Recently, the research team lead by Professor Ruqiang Zou from the College of Engineering has made an important progress in the study of nanoporous energy materials. Related paper “Facile preparation of hierarchically porous carbons from metal-organic gels and their application in energy storage” has been published in Scientific Reports of the Nature Publishing Group. (http://www.nature.com/srep/2013/130603/srep01935/full/srep01935.html).

Nanoporous materials have the high surface area, tunable pore size and high stability. Due to these properties, they have drawn tremendous attentions in the fields of energy storage and conversion, such as hydrogen storage, batteries, and catalysts. However, it’s still challenging in scalable synthesis of nanoporous materials with high surface area. Designing and preparing three-dimensional porous bulk bearing the target texture has been rarely reported.
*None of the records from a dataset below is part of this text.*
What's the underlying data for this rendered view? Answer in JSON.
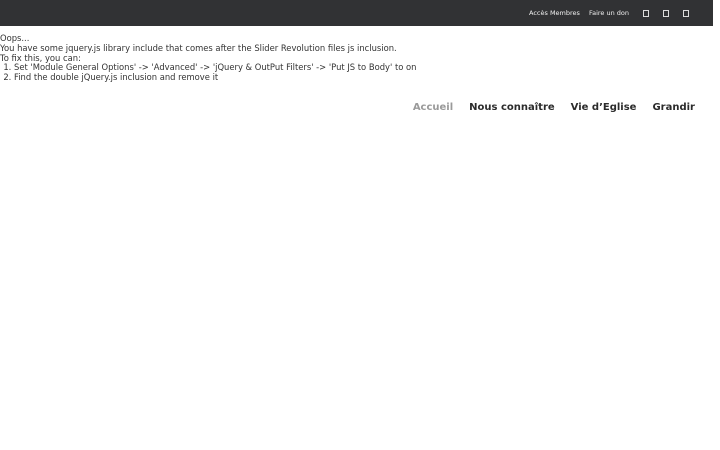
{
  "topbar": {
    "links": [
      "Accès Membres",
      "Faire un don"
    ],
    "icons": [
      "facebook-icon",
      "instagram-icon",
      "youtube-icon"
    ]
  },
  "error_message": {
    "line1": "Oops...",
    "line2": "You have some jquery.js library include that comes after the Slider Revolution files js inclusion.",
    "line3": "To fix this, you can:",
    "steps": [
      "Set 'Module General Options' -> 'Advanced' -> 'jQuery & OutPut Filters' -> 'Put JS to Body' to on",
      "Find the double jQuery.js inclusion and remove it"
    ]
  },
  "main_nav": {
    "items": [
      "Accueil",
      "Nous connaître",
      "Vie d’Eglise",
      "Grandir"
    ],
    "active": "Accueil"
  }
}
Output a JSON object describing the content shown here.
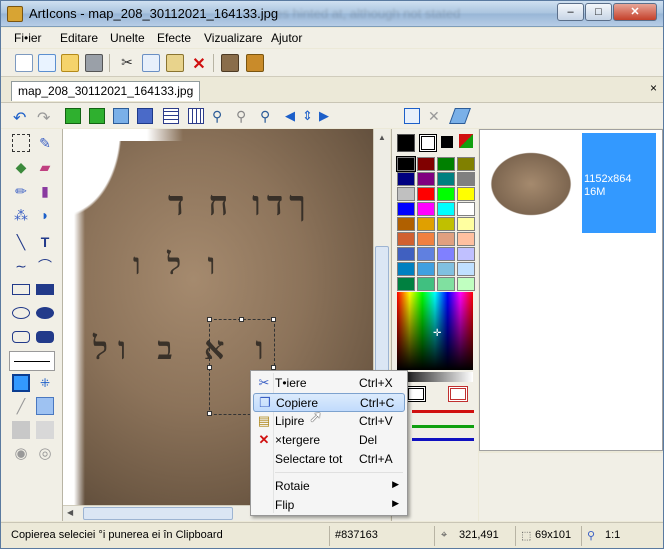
{
  "window": {
    "title": "ArtIcons - map_208_30112021_164133.jpg",
    "title_blurred": "res hinted at, although not stated"
  },
  "window_buttons": {
    "minimize": "–",
    "maximize": "□",
    "close": "✕"
  },
  "menu": [
    "Fi•ier",
    "Editare",
    "Unelte",
    "Efecte",
    "Vizualizare",
    "Ajutor"
  ],
  "doc_tab": {
    "label": "map_208_30112021_164133.jpg",
    "close": "×"
  },
  "thumbnail": {
    "dimensions": "1152x864",
    "size": "16M"
  },
  "context_menu": {
    "items": [
      {
        "label": "T•iere",
        "shortcut": "Ctrl+X",
        "icon": "scissors-icon"
      },
      {
        "label": "Copiere",
        "shortcut": "Ctrl+C",
        "icon": "copy-icon",
        "highlighted": true
      },
      {
        "label": "Lipire",
        "shortcut": "Ctrl+V",
        "icon": "paste-icon"
      },
      {
        "label": "×tergere",
        "shortcut": "Del",
        "icon": "delete-icon"
      },
      {
        "label": "Selectare tot",
        "shortcut": "Ctrl+A",
        "icon": ""
      }
    ],
    "submenus": [
      {
        "label": "Rotaie"
      },
      {
        "label": "Flip"
      }
    ]
  },
  "status": {
    "message": "Copierea seleciei °i punerea ei în Clipboard",
    "color": "#837163",
    "position": "321,491",
    "selection_size": "69x101",
    "zoom": "1:1"
  },
  "palette": {
    "colors": [
      "#000000",
      "#800000",
      "#008000",
      "#808000",
      "#000080",
      "#800080",
      "#008080",
      "#808080",
      "#c0c0c0",
      "#ff0000",
      "#00ff00",
      "#ffff00",
      "#0000ff",
      "#ff00ff",
      "#00ffff",
      "#ffffff",
      "#b06000",
      "#e0a000",
      "#c0c000",
      "#ffffa0",
      "#d06030",
      "#f08040",
      "#e0a080",
      "#ffc0a0",
      "#4060c0",
      "#6080e0",
      "#8080ff",
      "#c0c0ff",
      "#0080c0",
      "#40a0e0",
      "#80c0e0",
      "#c0e0ff",
      "#008040",
      "#40c080",
      "#80e0a0",
      "#c0ffc0"
    ]
  }
}
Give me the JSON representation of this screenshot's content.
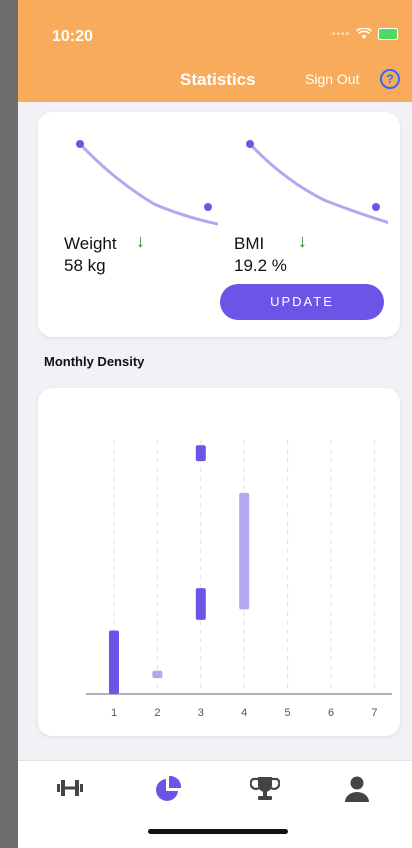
{
  "status_bar": {
    "time": "10:20"
  },
  "header": {
    "title": "Statistics",
    "sign_out_label": "Sign Out",
    "help_icon": "question-circle-icon",
    "color": "#f8ab5a"
  },
  "metrics": [
    {
      "label": "Weight",
      "value": "58 kg",
      "trend": "down-arrow-icon",
      "trend_color": "#1e8f34"
    },
    {
      "label": "BMI",
      "value": "19.2 %",
      "trend": "down-arrow-icon",
      "trend_color": "#1e8f34"
    }
  ],
  "update_button": {
    "label": "UPDATE",
    "color": "#6a55e6"
  },
  "density_section": {
    "title": "Monthly Density"
  },
  "chart_data": {
    "type": "bar",
    "subtype": "range-bar",
    "x": [
      1,
      2,
      3,
      4,
      5,
      6,
      7
    ],
    "tick_labels": [
      "1",
      "2",
      "3",
      "4",
      "5",
      "6",
      "7"
    ],
    "ylim": [
      0,
      24
    ],
    "grid": "vertical-dashed",
    "series": [
      {
        "color": "#6a55e6",
        "ranges": [
          {
            "x": 1,
            "low": 0,
            "high": 6
          },
          {
            "x": 3,
            "low": 7,
            "high": 10
          },
          {
            "x": 3,
            "low": 22,
            "high": 23.5
          }
        ]
      },
      {
        "color": "#b3a8f0",
        "ranges": [
          {
            "x": 2,
            "low": 1.5,
            "high": 2.2
          },
          {
            "x": 4,
            "low": 8,
            "high": 19
          }
        ]
      }
    ]
  },
  "tabs": [
    {
      "icon": "dumbbell-icon",
      "active": false
    },
    {
      "icon": "pie-chart-icon",
      "active": true
    },
    {
      "icon": "trophy-icon",
      "active": false
    },
    {
      "icon": "user-icon",
      "active": false
    }
  ],
  "colors": {
    "accent": "#6a55e6",
    "line": "#b3a8f0",
    "tab_icon": "#444444",
    "tab_active": "#6a55e6"
  }
}
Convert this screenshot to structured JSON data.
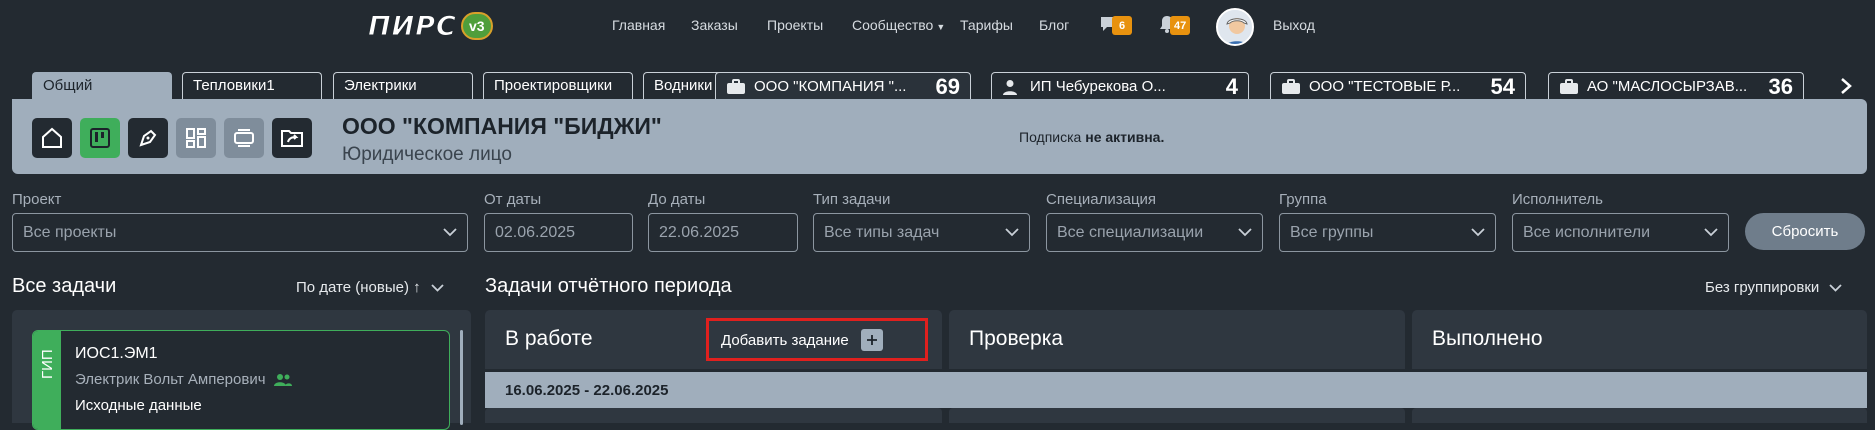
{
  "header": {
    "logo_text": "ПИРС",
    "logo_version": "v3",
    "nav": [
      "Главная",
      "Заказы",
      "Проекты",
      "Сообщество",
      "Тарифы",
      "Блог"
    ],
    "messages_count": "6",
    "notifications_count": "47",
    "logout": "Выход"
  },
  "tabs": [
    "Общий",
    "Тепловики1",
    "Электрики",
    "Проектировщики",
    "Водники"
  ],
  "company_tabs": [
    {
      "name": "ООО \"КОМПАНИЯ \"...",
      "count": "69"
    },
    {
      "name": "ИП Чебурекова О...",
      "count": "4"
    },
    {
      "name": "ООО \"ТЕСТОВЫЕ Р...",
      "count": "54"
    },
    {
      "name": "АО \"МАСЛОСЫРЗАВ...",
      "count": "36"
    }
  ],
  "company": {
    "name": "ООО \"КОМПАНИЯ \"БИДЖИ\"",
    "type": "Юридическое лицо",
    "subscription_prefix": "Подписка ",
    "subscription_status": "не активна."
  },
  "filters": {
    "project": {
      "label": "Проект",
      "value": "Все проекты"
    },
    "from_date": {
      "label": "От даты",
      "value": "02.06.2025"
    },
    "to_date": {
      "label": "До даты",
      "value": "22.06.2025"
    },
    "task_type": {
      "label": "Тип задачи",
      "value": "Все типы задач"
    },
    "specialization": {
      "label": "Специализация",
      "value": "Все специализации"
    },
    "group": {
      "label": "Группа",
      "value": "Все группы"
    },
    "executor": {
      "label": "Исполнитель",
      "value": "Все исполнители"
    },
    "reset": "Сбросить"
  },
  "all_tasks": {
    "title": "Все задачи",
    "sort": "По дате (новые) ↑",
    "card": {
      "stripe": "ГИП",
      "code": "ИОС1.ЭМ1",
      "person": "Электрик Вольт Амперович",
      "stage": "Исходные данные"
    }
  },
  "period": {
    "title": "Задачи отчётного периода",
    "grouping": "Без группировки",
    "columns": [
      "В работе",
      "Проверка",
      "Выполнено"
    ],
    "add_task": "Добавить задание",
    "date_range": "16.06.2025 - 22.06.2025"
  },
  "colors": {
    "accent_green": "#3fae5b",
    "badge_orange": "#e8920f",
    "panel": "#a0aebc",
    "highlight_red": "#e0201e"
  }
}
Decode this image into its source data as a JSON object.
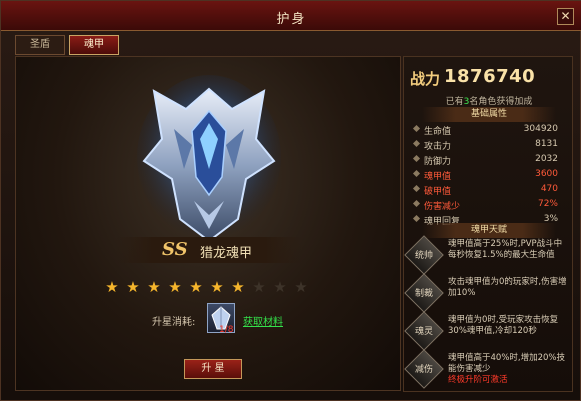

Professor Zou’s team put forward a new strategy. By using a novel metal-organic gel as a self-template, they rationally designed the products’ structures at microscale and greatly simplified the synthetic process. The resultant materials have hierarchical porous architectures with ultrahigh surface areas and quite large pore volumes. They exhibit considerable hydrogen uptakes, which are comparable to the benchmark porous materials that have the best known performance.

Meanwhile, their research showed that by adding simple treatment to the gel template, a three-dimensional carbon monolith could be acquired. The unique structure of this type of product provides distinctive conditions for the excellent electrochemical performance as cathode material for lithium-sulfur battery.

“The inter-connected pores accelerate the mass transport and the carbon matrix offers a good conducting network and sulfur confinement basement. This strategy presents a new idea for designing cathode structure in lithium-sulfur battery,” commented by Zou, corresponding author of the paper.

First author of the paper Wei Xia is a Ph.D. student in the Department of Materials Science and Engineering, College of Engineering and Professor Dingguo Xia from the same department is the co-investigator.

The work is supported by the National Basic Research Program of China, National Natural Science Foundation of China, New Star Program of Beijing Committee of Science and Technology, the Ministry of education program for New Century Excellent Talents of China and Singapore-Peking University SPURc program.